Remove wait times for your employees and they actively engage. But only managers who communicate with their people regularly will be able to eliminate boredom. Otherwise, your people sit around waiting to speak with their managers about how long they are forced to wait.

Tuesday, December 07, 2010

Mission Statement or Vision Statement?

In my mind, both are important but NOT interchangeable at all. If asked which were more important, I would say, “it depends on who you’re asking for.” Here’s why: the Vision Statement is the long-term forecast and goal-setting of where you would like to be in 1 year, 2 year and 5 year increments. Mission is how you get there - daily.

For the organization as a whole, Vision is the more important of the two as it sets up where you want to end up.

However, for the employees, Mission statement is far more important as it determines what needs to be done today.

The problem is when organizations have such a bland and generic Mission Statement, no one knows what they are supposed to be doing. It’s called a Mission statement because it’s the mission: what you’re supposed to be doing. When a good Mission statement spells it out, it makes it easier for employees to make the right decisions.

Would your Mission Statement allow your people to make the right decisions or is it so muddled and mundane that your people don’t take it seriously?

Every department of an organization should have their own Mission Statement that specifically outlines the duties and Culture of the department within the larger framework. A departmental Mission works because, when in doubt, your people can look to the Mission Statement for the right thing to do. If it isn’t spelled out, your people will do whatever they think is best - based on their perception of the right thing to do.

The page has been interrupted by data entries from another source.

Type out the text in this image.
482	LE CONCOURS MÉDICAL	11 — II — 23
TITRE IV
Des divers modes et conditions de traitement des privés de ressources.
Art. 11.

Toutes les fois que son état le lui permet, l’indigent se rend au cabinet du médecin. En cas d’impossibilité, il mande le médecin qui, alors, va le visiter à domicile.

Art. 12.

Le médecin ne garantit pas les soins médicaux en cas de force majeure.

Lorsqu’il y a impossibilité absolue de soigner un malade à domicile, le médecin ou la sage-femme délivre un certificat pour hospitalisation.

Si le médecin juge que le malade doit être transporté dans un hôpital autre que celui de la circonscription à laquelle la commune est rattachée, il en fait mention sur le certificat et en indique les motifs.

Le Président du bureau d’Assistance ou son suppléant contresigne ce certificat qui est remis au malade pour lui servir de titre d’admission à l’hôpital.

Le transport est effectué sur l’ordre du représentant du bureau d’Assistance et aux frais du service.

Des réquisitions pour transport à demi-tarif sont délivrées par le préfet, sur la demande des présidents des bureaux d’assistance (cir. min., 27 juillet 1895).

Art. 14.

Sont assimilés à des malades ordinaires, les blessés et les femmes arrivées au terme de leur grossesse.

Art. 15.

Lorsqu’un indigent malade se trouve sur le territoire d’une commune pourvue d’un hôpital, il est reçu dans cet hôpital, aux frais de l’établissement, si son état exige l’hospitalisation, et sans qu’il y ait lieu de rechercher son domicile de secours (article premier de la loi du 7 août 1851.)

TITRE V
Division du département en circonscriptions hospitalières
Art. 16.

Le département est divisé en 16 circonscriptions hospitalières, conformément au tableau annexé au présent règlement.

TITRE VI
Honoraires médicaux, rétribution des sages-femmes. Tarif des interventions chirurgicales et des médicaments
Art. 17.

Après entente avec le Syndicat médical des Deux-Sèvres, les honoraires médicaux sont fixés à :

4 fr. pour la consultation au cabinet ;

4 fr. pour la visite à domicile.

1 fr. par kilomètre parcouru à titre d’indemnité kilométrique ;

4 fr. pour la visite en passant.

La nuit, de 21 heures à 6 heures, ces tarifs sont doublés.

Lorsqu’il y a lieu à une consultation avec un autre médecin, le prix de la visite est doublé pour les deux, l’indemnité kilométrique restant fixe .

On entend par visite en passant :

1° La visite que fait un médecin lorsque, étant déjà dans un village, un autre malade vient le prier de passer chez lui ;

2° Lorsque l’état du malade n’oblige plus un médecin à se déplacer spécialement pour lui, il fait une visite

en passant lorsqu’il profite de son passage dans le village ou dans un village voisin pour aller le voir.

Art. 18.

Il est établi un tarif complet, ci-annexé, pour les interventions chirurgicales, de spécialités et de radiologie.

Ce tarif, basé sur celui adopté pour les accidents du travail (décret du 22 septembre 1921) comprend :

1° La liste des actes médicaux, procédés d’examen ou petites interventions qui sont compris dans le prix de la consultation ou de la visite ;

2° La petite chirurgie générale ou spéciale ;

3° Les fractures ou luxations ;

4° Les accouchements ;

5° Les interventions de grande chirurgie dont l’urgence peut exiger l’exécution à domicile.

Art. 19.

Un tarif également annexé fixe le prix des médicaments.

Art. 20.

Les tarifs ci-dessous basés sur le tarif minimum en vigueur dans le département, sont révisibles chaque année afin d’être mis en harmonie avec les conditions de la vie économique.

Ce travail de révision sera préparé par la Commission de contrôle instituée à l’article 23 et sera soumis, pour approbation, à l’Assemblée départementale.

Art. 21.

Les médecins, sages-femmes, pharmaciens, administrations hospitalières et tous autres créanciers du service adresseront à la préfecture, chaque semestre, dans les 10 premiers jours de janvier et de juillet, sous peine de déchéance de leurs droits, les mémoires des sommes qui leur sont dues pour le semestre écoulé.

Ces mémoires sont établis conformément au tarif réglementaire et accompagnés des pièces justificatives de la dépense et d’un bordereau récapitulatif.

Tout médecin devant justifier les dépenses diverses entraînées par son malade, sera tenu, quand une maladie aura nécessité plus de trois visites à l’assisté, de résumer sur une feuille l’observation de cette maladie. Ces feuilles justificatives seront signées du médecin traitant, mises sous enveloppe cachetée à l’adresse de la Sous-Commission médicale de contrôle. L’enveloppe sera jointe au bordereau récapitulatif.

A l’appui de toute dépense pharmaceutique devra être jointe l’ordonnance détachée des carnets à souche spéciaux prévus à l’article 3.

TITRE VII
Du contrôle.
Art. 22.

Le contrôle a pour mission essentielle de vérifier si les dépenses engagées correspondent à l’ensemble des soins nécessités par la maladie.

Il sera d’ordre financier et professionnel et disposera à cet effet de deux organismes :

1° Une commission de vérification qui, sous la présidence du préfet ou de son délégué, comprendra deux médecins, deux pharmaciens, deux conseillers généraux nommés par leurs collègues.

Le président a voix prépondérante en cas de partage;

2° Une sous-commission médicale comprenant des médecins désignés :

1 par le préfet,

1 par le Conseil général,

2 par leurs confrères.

Managers, if you want to be spending less time putting out fires and more time being able to coach your people better, develop a Mission Statement for your department that keeps your people focused, on-task and engaged.

Monday, December 06, 2010

How Managers End Up With Average Staff

Take stock of your employees right now. You are about to separate your people into three categories.

  1. Category 1: how many of your people could you consider to be the best in your industry - the high-performers?
  2. Category 2: how many of your people would you consider to be at least average (competent) and do decent work?
  3. Category 3: how many of your people would be considered below average?

I will bet that the largest number of your people end up in Category 2.

So why is that? Why are you hiring and managing only average people to turn out average work?

Most managers will make the excuse that 80% of workers are considered average - when in fact it is 1% of workers who are average (right on the mid-point) and 99% either above or below average. It is nothing more than an excuse because it lets managers off without having to try harder to coach their people to become higher-performers.

This is how managers end up with an average staff - they accept that this is the hand they have been dealt and then make excuses for not wanting to make it better - because it seems like a lot of work. But then those same managers complain that their staff members aren't engaged on the job. Huh. Imagine that.

It's not workers who have an attitude of "good enough," it's their managers who have it. Good enough lets you off the hook of having to coach better, communicate better and to take more of an active interest in their development.

Yes you do have the time. You just have poor priorities. You're not a paperworker or a meetinger. You're a manager. So manage - priority one. Make your people better and want to be better. You are the coach - they are the players. Are you going for an average season or are you going to attempt to win the championship.

The job is "people-work not paperwork." Re-prioritize.